Here’s what a federal gas tax holiday would mean and whether a suspension is in the cards amid global tension and supply shortages.
What does the federal gas tax suspension proposal say?
The White House and top Democrats are considering pausing the federal gas tax as a way to combat rising gas prices amid hyperinflation and international crises. According to the White House, “all options are on the table,” and that includes pausing taxes during an inflationary period.
The White House hasn't officially endorsed the proposal so far, and more tweaks will likely happen if it proceeds at all. Experts suggest that pausing the gas tax would benefit producers more than consumers. A holiday would be difficult to end because politicians like to avoid reinstituting taxes.

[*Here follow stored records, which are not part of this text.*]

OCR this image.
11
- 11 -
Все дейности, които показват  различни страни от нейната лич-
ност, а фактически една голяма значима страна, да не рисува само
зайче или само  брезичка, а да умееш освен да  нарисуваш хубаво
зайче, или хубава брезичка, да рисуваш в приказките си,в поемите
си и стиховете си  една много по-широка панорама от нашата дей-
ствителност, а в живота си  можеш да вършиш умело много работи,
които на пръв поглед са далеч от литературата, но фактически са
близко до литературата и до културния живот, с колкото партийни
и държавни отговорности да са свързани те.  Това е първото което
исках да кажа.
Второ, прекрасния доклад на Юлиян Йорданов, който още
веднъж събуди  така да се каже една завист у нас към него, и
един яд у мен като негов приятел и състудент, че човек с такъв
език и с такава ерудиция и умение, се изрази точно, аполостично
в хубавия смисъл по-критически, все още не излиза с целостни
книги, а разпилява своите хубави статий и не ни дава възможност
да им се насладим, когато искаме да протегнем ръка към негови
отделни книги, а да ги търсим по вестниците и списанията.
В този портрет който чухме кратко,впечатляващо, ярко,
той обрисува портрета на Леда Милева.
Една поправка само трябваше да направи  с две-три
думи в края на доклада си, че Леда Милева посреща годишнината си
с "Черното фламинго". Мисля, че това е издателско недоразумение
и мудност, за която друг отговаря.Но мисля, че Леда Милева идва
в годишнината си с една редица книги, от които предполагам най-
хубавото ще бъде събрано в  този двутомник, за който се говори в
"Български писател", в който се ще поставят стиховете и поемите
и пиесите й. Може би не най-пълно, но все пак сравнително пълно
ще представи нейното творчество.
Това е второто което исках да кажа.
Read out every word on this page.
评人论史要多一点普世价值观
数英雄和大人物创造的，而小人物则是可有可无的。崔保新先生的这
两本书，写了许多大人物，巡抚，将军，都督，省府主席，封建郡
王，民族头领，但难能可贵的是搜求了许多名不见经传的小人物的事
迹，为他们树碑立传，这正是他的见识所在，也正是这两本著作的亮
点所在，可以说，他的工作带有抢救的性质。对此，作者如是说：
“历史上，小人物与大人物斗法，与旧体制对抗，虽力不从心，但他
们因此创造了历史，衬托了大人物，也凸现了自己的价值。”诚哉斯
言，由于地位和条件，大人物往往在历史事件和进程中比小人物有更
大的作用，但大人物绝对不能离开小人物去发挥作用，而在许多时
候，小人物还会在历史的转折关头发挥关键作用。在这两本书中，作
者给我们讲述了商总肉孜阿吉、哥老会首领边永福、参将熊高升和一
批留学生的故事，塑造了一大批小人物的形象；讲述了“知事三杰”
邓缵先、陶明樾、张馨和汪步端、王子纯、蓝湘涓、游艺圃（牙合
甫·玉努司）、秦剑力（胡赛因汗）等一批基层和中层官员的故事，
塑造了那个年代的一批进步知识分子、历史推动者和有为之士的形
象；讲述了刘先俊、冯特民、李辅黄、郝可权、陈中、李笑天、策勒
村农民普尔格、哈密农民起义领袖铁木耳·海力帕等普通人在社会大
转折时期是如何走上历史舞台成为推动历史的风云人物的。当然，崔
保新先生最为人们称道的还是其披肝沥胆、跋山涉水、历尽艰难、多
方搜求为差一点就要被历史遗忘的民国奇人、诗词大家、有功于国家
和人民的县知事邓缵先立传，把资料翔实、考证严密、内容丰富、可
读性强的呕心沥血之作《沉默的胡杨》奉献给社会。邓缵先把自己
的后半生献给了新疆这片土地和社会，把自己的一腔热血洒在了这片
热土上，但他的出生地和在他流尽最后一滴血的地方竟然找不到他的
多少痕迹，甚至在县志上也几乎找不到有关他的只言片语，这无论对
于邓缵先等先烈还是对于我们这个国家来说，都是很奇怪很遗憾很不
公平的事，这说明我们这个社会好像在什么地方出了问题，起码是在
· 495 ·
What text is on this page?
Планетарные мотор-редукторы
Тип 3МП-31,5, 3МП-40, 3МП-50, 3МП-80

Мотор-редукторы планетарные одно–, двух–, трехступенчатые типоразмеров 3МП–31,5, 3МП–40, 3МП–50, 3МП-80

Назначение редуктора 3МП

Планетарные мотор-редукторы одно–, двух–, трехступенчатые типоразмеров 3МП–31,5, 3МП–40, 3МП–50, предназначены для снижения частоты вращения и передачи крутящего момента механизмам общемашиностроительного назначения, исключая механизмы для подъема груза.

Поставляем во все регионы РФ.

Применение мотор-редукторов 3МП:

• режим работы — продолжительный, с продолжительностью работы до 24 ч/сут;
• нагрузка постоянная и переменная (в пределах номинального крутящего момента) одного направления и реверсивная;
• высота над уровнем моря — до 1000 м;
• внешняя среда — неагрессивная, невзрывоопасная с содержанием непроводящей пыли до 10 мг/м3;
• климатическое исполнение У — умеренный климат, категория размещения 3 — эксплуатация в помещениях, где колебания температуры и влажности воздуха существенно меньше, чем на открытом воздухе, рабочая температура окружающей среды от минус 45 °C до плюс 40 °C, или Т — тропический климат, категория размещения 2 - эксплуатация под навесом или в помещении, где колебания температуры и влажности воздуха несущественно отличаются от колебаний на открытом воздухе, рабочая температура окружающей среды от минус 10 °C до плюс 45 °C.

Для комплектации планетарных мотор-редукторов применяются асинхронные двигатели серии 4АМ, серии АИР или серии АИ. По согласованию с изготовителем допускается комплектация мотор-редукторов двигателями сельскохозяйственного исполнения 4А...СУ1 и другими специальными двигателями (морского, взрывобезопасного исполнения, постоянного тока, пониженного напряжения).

How much is the federal gas tax?
Right now, the U.S. government charges a federal gas tax of 18.4 cents per gallon. Drivers using diesel fuel pay 24.4 cents per gallon. The government charges an additional 0.1 cents per gallon on anyone using a Leaking Underground Storage Tank (a tax on environmental impact).
The gas tax is a type of excise tax, which means that it’s an added cost to the purchase price of goods and services. The government uses the federal gas tax to help pay for building and fixing highways and bridges (as well as other, similar projects) through the Highway Trust Fund.
States also institute individual gas taxes (on average, 30.63 cents per gasoline gallon and 32.29 cents per diesel gallon), and some local and municipal governments will add their own.
Will a federal gas tax holiday happen?
Federal gas tax revenues have already fallen short (the rate hasn’t changed since 1993). Also, the U.S. government is aiming to reduce emissions, not reward the use of more. However, senators Mark Kelly (D-Ariz.), Maggie Hassan (D-N.H.), and others want to suspend the tax until January 2023.
Producers would also save money on a federal gas tax holiday, and there will have to be regulation that ensures the producers pass savings back onto consumers in the form of lowered costs. Otherwise, fuel giants could take advantage of the chance to increase profit margins.
Naturally, the proposed bill has opponents, namely senator Joe Manchin (D-W.Va.). Manchin said about the bill, “People want their bridges and their roads, and we have an infrastructure bill we just passed this summer, and they want to take that all away.”
As for what it could mean for Biden’s administration, Democrat pollster Celinda Lake told reporters, “It’s a great way of showing the president is using all the tools in his tool chest to take on inflation, and it’s a great populist issue because people are always mad at gas prices and gas taxes.”